The adverse occasions connected using the mixture of BSI-201 and chemotherapy were much like individuals connected with chemotherapy alone, stated investigator Joyce O’Shaughnessy, MD, from Baylor Charles A Sammons Cancer Center in Dallas, Texas, at ASCO. “BSI-201 doesn’t add toxicity,” stated Dr. O’Shaughnessy.
New Direction Defined: Synthetic Lethality
PARP-1 is definitely an enzyme involved with DNA repair, particularly in the repair of tumor cells, Dr. O’Shaughnessy described.
Agents that behave as inhibitors of PARP-1 effectively disarm ale cancer cells to correct themselves and make the dying of individuals cells, write the editorialists, Drs. Iglehart and Silver.Importantly, PARP inhibition, which kills cancer cells, spares identical normal cells that lack cancer-related alteration, for example individuals of mutated BRCA1 and BRCA2.Thus, a target gene must be learned that, when mutated or restricted chemically, kills cells that harbor a particular cancer-related alteration, they continue.

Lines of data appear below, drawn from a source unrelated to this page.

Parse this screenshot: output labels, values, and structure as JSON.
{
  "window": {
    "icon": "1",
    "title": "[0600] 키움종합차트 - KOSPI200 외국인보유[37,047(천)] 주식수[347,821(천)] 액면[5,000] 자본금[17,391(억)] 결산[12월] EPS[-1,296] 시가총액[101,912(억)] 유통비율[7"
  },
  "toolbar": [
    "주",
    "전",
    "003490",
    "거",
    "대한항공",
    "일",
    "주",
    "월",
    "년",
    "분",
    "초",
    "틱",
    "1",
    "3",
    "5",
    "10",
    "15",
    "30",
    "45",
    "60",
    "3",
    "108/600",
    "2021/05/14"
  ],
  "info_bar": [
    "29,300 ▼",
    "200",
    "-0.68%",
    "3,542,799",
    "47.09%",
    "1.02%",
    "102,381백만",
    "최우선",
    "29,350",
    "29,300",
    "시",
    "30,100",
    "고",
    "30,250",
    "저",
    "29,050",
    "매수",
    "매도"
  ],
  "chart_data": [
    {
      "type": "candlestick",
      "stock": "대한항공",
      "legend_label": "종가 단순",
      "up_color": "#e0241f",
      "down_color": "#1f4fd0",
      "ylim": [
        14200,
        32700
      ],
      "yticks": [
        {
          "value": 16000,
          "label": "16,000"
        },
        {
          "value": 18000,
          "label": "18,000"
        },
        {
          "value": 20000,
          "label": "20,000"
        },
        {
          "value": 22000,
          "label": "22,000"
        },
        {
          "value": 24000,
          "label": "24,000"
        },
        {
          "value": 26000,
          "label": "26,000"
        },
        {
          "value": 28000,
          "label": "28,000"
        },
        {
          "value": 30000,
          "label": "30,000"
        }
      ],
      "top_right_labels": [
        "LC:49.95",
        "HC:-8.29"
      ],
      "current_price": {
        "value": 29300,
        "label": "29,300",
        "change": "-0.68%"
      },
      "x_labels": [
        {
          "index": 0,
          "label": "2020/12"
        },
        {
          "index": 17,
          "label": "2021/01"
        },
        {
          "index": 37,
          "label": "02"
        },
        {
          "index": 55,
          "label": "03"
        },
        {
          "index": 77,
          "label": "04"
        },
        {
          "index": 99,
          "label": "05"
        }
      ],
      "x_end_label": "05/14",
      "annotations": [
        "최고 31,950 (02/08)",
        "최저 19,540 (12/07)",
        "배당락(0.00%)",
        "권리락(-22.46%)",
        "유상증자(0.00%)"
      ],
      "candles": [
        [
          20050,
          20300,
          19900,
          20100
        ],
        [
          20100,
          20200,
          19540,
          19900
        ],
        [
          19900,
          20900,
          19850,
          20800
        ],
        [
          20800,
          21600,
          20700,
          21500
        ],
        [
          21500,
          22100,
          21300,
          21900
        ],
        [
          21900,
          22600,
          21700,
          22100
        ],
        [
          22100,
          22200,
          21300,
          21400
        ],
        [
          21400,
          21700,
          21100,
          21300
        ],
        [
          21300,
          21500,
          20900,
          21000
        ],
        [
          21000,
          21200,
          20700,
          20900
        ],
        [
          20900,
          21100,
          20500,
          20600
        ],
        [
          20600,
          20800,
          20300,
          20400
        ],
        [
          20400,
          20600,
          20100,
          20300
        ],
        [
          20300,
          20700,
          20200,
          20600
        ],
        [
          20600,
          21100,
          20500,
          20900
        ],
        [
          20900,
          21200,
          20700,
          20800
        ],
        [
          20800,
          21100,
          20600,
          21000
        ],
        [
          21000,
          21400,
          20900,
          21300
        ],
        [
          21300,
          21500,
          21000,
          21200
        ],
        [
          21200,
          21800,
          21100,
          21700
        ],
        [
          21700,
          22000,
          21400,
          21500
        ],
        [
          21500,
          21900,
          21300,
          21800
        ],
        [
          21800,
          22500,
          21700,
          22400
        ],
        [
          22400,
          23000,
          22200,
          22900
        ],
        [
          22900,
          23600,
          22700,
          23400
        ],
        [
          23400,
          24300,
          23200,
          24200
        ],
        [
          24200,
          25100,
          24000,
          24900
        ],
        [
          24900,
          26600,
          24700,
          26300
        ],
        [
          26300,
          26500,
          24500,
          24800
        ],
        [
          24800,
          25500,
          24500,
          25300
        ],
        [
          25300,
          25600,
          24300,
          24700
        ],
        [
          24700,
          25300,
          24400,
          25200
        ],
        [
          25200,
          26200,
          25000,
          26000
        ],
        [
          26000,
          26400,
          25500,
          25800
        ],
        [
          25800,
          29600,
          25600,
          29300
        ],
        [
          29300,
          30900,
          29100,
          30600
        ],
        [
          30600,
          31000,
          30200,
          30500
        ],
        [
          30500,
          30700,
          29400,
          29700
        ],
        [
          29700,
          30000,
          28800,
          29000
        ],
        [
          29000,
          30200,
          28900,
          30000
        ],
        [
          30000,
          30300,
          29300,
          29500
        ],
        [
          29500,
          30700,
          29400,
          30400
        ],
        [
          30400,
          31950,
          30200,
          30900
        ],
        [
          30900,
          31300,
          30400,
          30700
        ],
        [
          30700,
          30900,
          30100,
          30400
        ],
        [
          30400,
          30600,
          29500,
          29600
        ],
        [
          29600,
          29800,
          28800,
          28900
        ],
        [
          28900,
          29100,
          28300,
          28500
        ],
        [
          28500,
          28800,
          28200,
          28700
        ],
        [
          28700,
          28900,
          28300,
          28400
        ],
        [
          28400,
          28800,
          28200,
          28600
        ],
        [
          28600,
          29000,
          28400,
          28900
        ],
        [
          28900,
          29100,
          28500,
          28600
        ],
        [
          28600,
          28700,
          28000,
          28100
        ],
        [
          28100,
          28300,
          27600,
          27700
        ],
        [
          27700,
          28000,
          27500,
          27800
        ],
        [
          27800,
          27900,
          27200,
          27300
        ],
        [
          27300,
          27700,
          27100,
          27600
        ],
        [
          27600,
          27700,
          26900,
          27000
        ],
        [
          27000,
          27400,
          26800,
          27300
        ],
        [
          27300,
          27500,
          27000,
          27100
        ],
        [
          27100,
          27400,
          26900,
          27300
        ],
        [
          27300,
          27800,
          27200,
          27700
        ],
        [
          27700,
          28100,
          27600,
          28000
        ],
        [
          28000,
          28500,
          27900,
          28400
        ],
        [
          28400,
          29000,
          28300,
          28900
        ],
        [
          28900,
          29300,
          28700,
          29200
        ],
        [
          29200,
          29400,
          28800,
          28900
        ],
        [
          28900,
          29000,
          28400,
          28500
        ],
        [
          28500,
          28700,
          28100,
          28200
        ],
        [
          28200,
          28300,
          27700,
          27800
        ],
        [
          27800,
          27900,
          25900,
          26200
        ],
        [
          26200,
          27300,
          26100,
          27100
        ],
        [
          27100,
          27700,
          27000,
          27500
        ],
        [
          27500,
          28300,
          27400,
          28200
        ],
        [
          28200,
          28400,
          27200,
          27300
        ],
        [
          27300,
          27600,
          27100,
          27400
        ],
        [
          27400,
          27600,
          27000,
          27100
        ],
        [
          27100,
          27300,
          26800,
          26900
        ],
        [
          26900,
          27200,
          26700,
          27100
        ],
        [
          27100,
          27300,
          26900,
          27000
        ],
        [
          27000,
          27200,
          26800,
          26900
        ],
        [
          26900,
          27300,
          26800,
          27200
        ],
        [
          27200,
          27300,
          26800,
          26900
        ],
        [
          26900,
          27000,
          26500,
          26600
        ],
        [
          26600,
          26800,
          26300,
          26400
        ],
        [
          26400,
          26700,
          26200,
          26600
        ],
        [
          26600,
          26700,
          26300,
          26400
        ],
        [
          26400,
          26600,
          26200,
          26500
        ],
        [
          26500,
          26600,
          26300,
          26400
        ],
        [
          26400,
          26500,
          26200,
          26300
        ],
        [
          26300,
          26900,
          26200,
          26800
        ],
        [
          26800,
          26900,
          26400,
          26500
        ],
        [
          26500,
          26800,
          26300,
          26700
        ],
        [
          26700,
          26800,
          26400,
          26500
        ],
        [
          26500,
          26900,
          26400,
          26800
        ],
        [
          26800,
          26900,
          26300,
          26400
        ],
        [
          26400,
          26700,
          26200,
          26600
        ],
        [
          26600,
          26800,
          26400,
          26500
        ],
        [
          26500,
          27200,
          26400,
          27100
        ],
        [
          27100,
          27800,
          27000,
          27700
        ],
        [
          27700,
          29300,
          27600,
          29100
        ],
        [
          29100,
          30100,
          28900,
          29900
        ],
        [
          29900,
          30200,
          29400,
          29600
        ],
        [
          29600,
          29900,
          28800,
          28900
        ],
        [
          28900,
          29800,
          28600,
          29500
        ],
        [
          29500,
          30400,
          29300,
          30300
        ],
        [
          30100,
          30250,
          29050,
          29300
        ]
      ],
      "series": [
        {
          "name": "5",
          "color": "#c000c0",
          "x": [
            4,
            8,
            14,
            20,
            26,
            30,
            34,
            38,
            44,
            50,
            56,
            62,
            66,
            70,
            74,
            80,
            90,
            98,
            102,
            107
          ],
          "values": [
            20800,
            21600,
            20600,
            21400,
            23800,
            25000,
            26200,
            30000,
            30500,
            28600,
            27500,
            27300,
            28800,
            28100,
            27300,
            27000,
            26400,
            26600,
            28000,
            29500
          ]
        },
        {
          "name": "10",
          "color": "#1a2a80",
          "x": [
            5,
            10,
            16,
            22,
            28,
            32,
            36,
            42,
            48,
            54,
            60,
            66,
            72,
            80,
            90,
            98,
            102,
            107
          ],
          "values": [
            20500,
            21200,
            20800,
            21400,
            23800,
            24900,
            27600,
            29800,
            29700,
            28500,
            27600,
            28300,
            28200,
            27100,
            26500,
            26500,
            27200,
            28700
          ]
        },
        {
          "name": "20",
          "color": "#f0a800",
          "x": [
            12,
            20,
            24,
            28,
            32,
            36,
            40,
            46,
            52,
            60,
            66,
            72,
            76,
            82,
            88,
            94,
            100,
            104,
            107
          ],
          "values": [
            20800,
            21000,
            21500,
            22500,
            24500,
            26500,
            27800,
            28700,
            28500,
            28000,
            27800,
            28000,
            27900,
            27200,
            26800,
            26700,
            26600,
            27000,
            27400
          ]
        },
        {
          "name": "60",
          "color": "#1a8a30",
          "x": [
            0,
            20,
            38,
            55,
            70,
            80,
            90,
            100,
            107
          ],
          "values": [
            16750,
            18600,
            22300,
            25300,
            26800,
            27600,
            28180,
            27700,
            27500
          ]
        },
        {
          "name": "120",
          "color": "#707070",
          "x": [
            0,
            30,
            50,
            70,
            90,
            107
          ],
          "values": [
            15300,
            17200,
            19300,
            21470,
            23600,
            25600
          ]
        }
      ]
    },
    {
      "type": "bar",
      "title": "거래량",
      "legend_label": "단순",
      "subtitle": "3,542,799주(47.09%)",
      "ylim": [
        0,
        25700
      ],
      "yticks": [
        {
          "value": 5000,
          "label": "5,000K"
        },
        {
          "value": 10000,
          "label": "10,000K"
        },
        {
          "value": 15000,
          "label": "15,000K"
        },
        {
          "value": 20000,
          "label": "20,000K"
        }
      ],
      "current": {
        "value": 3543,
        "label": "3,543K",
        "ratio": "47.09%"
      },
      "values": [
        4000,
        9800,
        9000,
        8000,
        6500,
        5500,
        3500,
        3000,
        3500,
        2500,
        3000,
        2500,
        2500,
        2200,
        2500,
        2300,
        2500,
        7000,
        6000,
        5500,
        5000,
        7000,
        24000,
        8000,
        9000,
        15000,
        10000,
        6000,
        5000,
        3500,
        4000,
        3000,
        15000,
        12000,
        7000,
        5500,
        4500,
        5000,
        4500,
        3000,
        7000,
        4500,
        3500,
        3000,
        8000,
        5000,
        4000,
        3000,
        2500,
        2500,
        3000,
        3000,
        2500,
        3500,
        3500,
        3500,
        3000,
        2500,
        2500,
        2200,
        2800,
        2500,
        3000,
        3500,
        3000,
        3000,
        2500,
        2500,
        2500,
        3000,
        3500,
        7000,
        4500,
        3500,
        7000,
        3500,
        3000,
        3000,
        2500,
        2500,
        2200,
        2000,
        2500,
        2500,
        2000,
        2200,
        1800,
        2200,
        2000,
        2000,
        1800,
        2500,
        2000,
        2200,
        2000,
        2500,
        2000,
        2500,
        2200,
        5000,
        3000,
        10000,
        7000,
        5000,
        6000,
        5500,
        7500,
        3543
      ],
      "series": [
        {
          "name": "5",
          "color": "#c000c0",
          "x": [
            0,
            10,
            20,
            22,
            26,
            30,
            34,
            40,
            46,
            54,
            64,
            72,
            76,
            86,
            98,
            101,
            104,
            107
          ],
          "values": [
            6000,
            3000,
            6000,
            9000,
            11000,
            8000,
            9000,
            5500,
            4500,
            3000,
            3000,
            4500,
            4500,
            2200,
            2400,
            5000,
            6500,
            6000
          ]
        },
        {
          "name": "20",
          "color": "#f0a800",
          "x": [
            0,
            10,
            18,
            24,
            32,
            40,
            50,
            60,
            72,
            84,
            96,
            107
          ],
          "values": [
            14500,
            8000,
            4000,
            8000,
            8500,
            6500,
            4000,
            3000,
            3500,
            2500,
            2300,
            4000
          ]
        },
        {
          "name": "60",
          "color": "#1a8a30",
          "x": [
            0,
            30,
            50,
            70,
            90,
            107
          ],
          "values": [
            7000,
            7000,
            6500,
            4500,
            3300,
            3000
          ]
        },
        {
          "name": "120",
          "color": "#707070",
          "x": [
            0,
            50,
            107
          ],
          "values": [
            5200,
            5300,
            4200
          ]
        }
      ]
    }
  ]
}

In cells that carry BRCA1 and BRCA2 strains, one of the 2 major DNA repair techniques, referred to as homologous recombination, is nonfunctional. However, another major repair method, referred to as base-excision repair, makes up for your loss. PARP-1 inhibition hinders that base-excision repair. Thus, the PARP-1 enzyme is really a target that, once hit and restricted, results in cell dying.Cancer patients with BRCA1 and BRCA2 strains aren’t the sole candidates for PARP-1 inhibition, the editorialists.You will find probably other growths with defects in homologous recombination which should make sure they are targets for PARP inhibition therapy.”You will find probably other growths with defects in homologous recombination which should make sure they are targets for PARP inhibition therapy,” they write.
The olaparib study was based on KuDOS Pharmaceutical drugs, that is possessed by AstraZeneca. A few of the researchers within the study will benefit financially from patents held on PARP inhibitors. Other researchers are employees from the drug companies involved.